Abstract: Trapped ions are a leading quantum technology for quantum computation and simulation, with the capability to solve computationally hard problems and deepen our understanding of complex quantum systems. The quantum circuit model is the central paradigm for quantum computation, enabling the realization of various quantum algorithms by application of multiple one- and two-qubit entangling operations. However, the typical number of entangling operations required by this model increases exponentially with the number of qubits, making it difficult to apply to many problems.
In my presentation, I will discuss new methods for realizing quantum gates and simulations that go beyond the quantum circuit model. I will first describe a single-step protocol for generating native, N-body interactions between trapped-ion spins, using spin-dependent squeezing. Next, I will present a preparation of novel phases of matter using simultaneous and reconfigurable spin-spin interactions. Lastly, I will explore new avenues to harness the long-lived phonon modes in trapped-ion crystals for simulating complex bosonic and spin-boson models that are difficult to solve using classical methods. The presented techniques could push the performance of trapped-ion systems to solve problems that are currently beyond their reach.
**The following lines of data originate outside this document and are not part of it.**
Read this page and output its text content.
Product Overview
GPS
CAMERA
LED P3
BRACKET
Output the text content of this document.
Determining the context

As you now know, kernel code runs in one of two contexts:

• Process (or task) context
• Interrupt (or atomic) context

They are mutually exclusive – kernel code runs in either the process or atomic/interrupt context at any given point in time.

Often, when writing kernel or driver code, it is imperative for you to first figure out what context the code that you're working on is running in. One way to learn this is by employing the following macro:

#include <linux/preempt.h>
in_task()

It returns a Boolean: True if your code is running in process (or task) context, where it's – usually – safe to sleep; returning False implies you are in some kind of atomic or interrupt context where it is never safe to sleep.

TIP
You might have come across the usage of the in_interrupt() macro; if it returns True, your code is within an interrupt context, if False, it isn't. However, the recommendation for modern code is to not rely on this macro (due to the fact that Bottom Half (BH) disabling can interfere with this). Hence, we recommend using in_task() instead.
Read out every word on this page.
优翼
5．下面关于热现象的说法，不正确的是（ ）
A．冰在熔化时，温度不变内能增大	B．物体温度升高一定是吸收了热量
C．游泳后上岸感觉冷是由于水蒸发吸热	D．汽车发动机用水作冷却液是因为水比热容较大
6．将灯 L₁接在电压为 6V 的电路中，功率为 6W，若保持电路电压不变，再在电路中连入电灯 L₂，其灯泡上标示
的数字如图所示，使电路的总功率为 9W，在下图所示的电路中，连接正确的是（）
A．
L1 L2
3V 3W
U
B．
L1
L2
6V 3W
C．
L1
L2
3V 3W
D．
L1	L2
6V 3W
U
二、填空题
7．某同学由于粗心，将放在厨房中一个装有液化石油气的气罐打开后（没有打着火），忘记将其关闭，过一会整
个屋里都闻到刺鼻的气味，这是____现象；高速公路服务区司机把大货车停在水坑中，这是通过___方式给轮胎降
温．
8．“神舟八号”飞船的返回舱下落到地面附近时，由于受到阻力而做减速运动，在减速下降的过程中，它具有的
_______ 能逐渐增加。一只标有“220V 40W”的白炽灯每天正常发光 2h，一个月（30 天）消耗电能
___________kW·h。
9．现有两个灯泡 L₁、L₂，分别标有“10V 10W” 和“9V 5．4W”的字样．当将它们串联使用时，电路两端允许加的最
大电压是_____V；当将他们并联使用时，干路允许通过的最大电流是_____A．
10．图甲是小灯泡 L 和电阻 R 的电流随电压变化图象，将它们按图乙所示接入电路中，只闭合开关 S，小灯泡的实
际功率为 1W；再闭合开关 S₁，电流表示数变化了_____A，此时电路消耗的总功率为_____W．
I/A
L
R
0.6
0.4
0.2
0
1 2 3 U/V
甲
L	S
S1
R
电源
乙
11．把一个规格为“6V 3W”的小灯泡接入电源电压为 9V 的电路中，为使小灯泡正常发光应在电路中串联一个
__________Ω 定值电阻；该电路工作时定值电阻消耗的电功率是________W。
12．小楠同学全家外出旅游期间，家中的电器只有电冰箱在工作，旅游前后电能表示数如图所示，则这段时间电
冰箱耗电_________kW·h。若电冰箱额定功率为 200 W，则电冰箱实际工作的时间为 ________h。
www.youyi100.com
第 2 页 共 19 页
Bio: Dr. Or Katz is a postdoctoral associate at Christopher Monroe's trapped-ion group at Duke University. He earned his PhD with honors from the Weizmann Institute of Science, where he researched light-matter interactions using atomic ensembles of alkali-metal and noble gas spins. Or has ten years of experience as a researcher in the Israeli industry and has conducted additional interdisciplinary research on systems of ultracold atoms and ions, twisted bilayer graphene, and the search for new physics using precision measurements. His current research focuses on quantum simulations and computation using systems of trapped ions.